NEW YORK – Oil prices advanced on Wednesday as a decision by OPEC+ to implement only a minimal production increase for November overshadowed signs of rising U.S. crude inventories, temporarily easing investor fears of a market glut.
Brent crude, the international benchmark, rose 0.7% to trade at $65.93 a barrel, while U.S. West Texas Intermediate (WTI) climbed 0.8% to $62.24 by 0400 GMT.
The Organization of the Petroleum Exporting Countries and its allies, known as OPEC+, opted to raise output by a modest 137,000 barrels per day (bpd) next month. This cautious increase, the smallest among the options considered, signaled to the market that the cartel is keen on preventing an oversupply and maintaining market stability.
The move has placed the market in what one analyst called “price limbo,” caught between competing narratives.
“The market is balancing the risk of a potential supply glut against the reality that the [OPEC+] ramp-up will not be as fast as anticipated,” said Emril Jamil, a senior analyst at LSEG Oil Research.
On the bullish side, the disciplined OPEC+ stance and continued efforts to curb Russian crude flows are encouraging traders to hold long positions. Analysts at ANZ Bank noted that “until the physical market shows signs of softening via rising inventories, investors are likely to discount the impact of the production increases.”
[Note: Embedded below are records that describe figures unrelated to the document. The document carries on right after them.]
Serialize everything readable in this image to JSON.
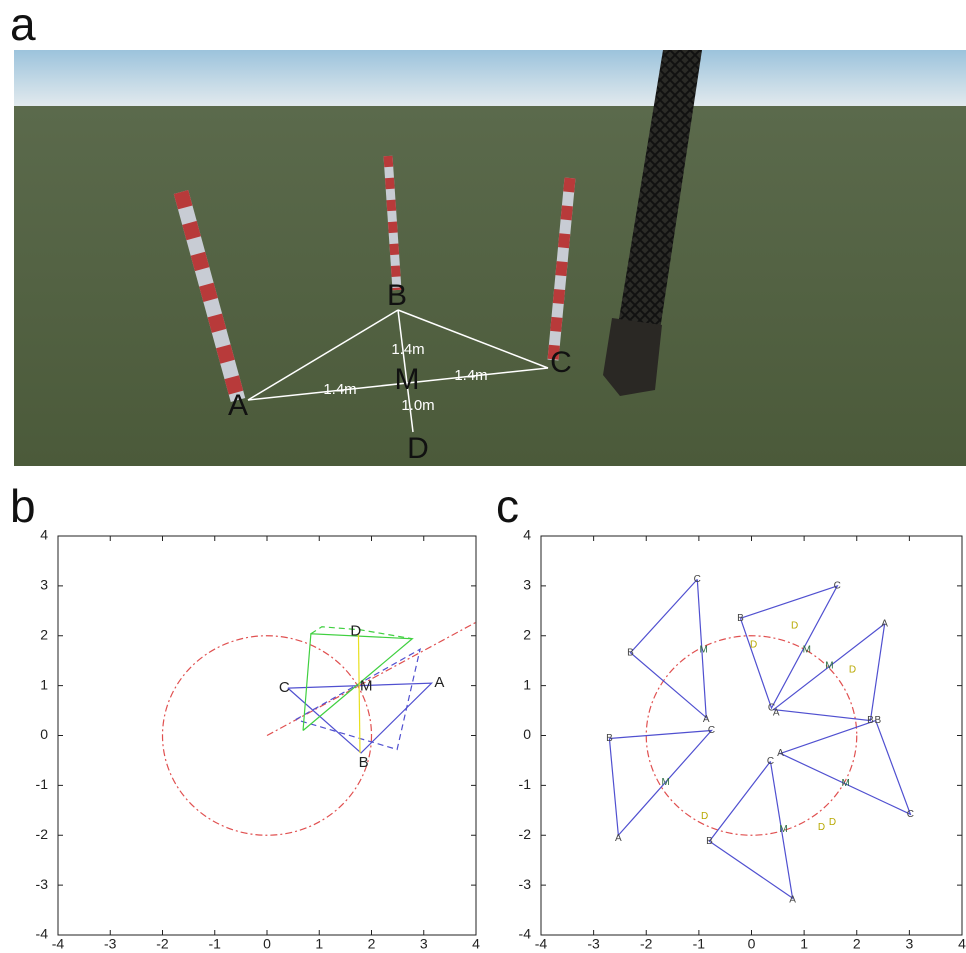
{
  "panel_labels": [
    "a",
    "b",
    "c"
  ],
  "scene": {
    "points": [
      "A",
      "B",
      "C",
      "M",
      "D"
    ],
    "distances": [
      "1.4m",
      "1.4m",
      "1.4m",
      "1.0m"
    ]
  },
  "chart_data": [
    {
      "type": "line",
      "xlim": [
        -4,
        4
      ],
      "ylim": [
        -4,
        4
      ],
      "xticks": [
        -4,
        -3,
        -2,
        -1,
        0,
        1,
        2,
        3,
        4
      ],
      "yticks": [
        -4,
        -3,
        -2,
        -1,
        0,
        1,
        2,
        3,
        4
      ],
      "circle": {
        "x": 0,
        "y": 0,
        "r": 2,
        "color": "#e05050"
      },
      "series": [
        {
          "color": "#e05050",
          "style": "dashdot",
          "x": [
            0,
            4
          ],
          "y": [
            0,
            2.27
          ]
        },
        {
          "color": "#5050d0",
          "style": "solid",
          "x": [
            0.4,
            3.15,
            1.8,
            0.4
          ],
          "y": [
            0.95,
            1.05,
            -0.35,
            0.95
          ]
        },
        {
          "color": "#5050d0",
          "style": "dashed",
          "x": [
            0.55,
            2.93,
            2.49,
            0.55
          ],
          "y": [
            0.32,
            1.73,
            -0.28,
            0.32
          ]
        },
        {
          "color": "#40d040",
          "style": "solid",
          "x": [
            0.69,
            0.84,
            2.78,
            0.69
          ],
          "y": [
            0.1,
            2.04,
            1.94,
            0.1
          ]
        },
        {
          "color": "#40d040",
          "style": "dashed",
          "x": [
            0.84,
            1.05,
            1.78,
            2.78
          ],
          "y": [
            2.04,
            2.18,
            2.12,
            1.94
          ]
        },
        {
          "color": "#e8e020",
          "style": "solid",
          "x": [
            1.75,
            1.78
          ],
          "y": [
            2.05,
            -0.35
          ]
        }
      ],
      "labels": [
        {
          "text": "C",
          "x": 0.33,
          "y": 0.95,
          "color": "#222222"
        },
        {
          "text": "M",
          "x": 1.9,
          "y": 0.98,
          "color": "#222222"
        },
        {
          "text": "A",
          "x": 3.3,
          "y": 1.05,
          "color": "#222222"
        },
        {
          "text": "B",
          "x": 1.85,
          "y": -0.55,
          "color": "#222222"
        },
        {
          "text": "D",
          "x": 1.7,
          "y": 2.08,
          "color": "#222222"
        }
      ]
    },
    {
      "type": "line",
      "xlim": [
        -4,
        4
      ],
      "ylim": [
        -4,
        4
      ],
      "xticks": [
        -4,
        -3,
        -2,
        -1,
        0,
        1,
        2,
        3,
        4
      ],
      "yticks": [
        -4,
        -3,
        -2,
        -1,
        0,
        1,
        2,
        3,
        4
      ],
      "circle": {
        "x": 0,
        "y": 0,
        "r": 2,
        "color": "#e05050"
      },
      "series": [
        {
          "color": "#5050d0",
          "style": "solid",
          "x": [
            -1.03,
            -2.3,
            -0.86,
            -1.03
          ],
          "y": [
            3.13,
            1.66,
            0.36,
            3.13
          ]
        },
        {
          "color": "#5050d0",
          "style": "solid",
          "x": [
            -0.21,
            1.63,
            0.38,
            -0.21
          ],
          "y": [
            2.35,
            3.0,
            0.55,
            2.35
          ]
        },
        {
          "color": "#5050d0",
          "style": "solid",
          "x": [
            2.53,
            2.26,
            0.42,
            2.53
          ],
          "y": [
            2.24,
            0.3,
            0.52,
            2.24
          ]
        },
        {
          "color": "#5050d0",
          "style": "solid",
          "x": [
            -2.7,
            -0.76,
            -2.53,
            -2.7
          ],
          "y": [
            -0.06,
            0.1,
            -2.0,
            -0.06
          ]
        },
        {
          "color": "#5050d0",
          "style": "solid",
          "x": [
            0.36,
            -0.8,
            0.78,
            0.36
          ],
          "y": [
            -0.52,
            -2.12,
            -3.26,
            -0.52
          ]
        },
        {
          "color": "#5050d0",
          "style": "solid",
          "x": [
            2.36,
            0.55,
            3.02,
            2.36
          ],
          "y": [
            0.3,
            -0.36,
            -1.58,
            0.3
          ]
        }
      ],
      "labels": [
        {
          "text": "C",
          "x": -1.03,
          "y": 3.13,
          "color": "#444444"
        },
        {
          "text": "B",
          "x": -2.3,
          "y": 1.66,
          "color": "#444444"
        },
        {
          "text": "A",
          "x": -0.86,
          "y": 0.32,
          "color": "#444444"
        },
        {
          "text": "M",
          "x": -0.91,
          "y": 1.72,
          "color": "#2a6a40"
        },
        {
          "text": "B",
          "x": -0.21,
          "y": 2.35,
          "color": "#444444"
        },
        {
          "text": "C",
          "x": 1.63,
          "y": 3.0,
          "color": "#444444"
        },
        {
          "text": "C",
          "x": 0.38,
          "y": 0.55,
          "color": "#444444"
        },
        {
          "text": "M",
          "x": 1.05,
          "y": 1.72,
          "color": "#2a6a40"
        },
        {
          "text": "A",
          "x": 2.53,
          "y": 2.24,
          "color": "#444444"
        },
        {
          "text": "B",
          "x": 2.26,
          "y": 0.3,
          "color": "#444444"
        },
        {
          "text": "A",
          "x": 0.47,
          "y": 0.45,
          "color": "#444444"
        },
        {
          "text": "M",
          "x": 1.48,
          "y": 1.4,
          "color": "#2a6a40"
        },
        {
          "text": "B",
          "x": -2.7,
          "y": -0.06,
          "color": "#444444"
        },
        {
          "text": "C",
          "x": -0.76,
          "y": 0.1,
          "color": "#444444"
        },
        {
          "text": "A",
          "x": -2.53,
          "y": -2.06,
          "color": "#444444"
        },
        {
          "text": "M",
          "x": -1.63,
          "y": -0.94,
          "color": "#2a6a40"
        },
        {
          "text": "C",
          "x": 0.36,
          "y": -0.52,
          "color": "#444444"
        },
        {
          "text": "B",
          "x": -0.8,
          "y": -2.12,
          "color": "#444444"
        },
        {
          "text": "A",
          "x": 0.78,
          "y": -3.3,
          "color": "#444444"
        },
        {
          "text": "M",
          "x": 0.61,
          "y": -1.88,
          "color": "#2a6a40"
        },
        {
          "text": "B",
          "x": 2.4,
          "y": 0.3,
          "color": "#444444"
        },
        {
          "text": "A",
          "x": 0.55,
          "y": -0.36,
          "color": "#444444"
        },
        {
          "text": "C",
          "x": 3.02,
          "y": -1.58,
          "color": "#444444"
        },
        {
          "text": "M",
          "x": 1.79,
          "y": -0.96,
          "color": "#2a6a40"
        },
        {
          "text": "D",
          "x": 0.82,
          "y": 2.2,
          "color": "#b8a800"
        },
        {
          "text": "D",
          "x": 0.04,
          "y": 1.82,
          "color": "#b8a800"
        },
        {
          "text": "D",
          "x": 1.92,
          "y": 1.32,
          "color": "#b8a800"
        },
        {
          "text": "D",
          "x": -0.89,
          "y": -1.62,
          "color": "#b8a800"
        },
        {
          "text": "D",
          "x": 1.33,
          "y": -1.84,
          "color": "#b8a800"
        },
        {
          "text": "D",
          "x": 1.54,
          "y": -1.74,
          "color": "#b8a800"
        }
      ]
    }
  ]
}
However, capping these gains are persistent fears of an eventual supply glut. These concerns are fueled by two key factors: High Russian Output: Fears of a significant disruption to Russian supply have eased, with seaborne crude shipments holding near a 16-month high, and Record U.S. Production: The U.S. Energy Information Administration (EIA) said Tuesday it expects domestic oil production to set a larger record this year than previously forecast.
Market attention is now squarely focused on upcoming official U.S. inventory data for a clearer demand signal. Preliminary figures from the American Petroleum Institute (API) on Tuesday presented a mixed picture, showing a 2.78 million barrel build in crude stocks for the week ending October 3. In a bullish counterpoint, the same report indicated draws in gasoline and distillate inventories.
Investors will be closely watching the official EIA report due later on Wednesday for confirmation and further direction.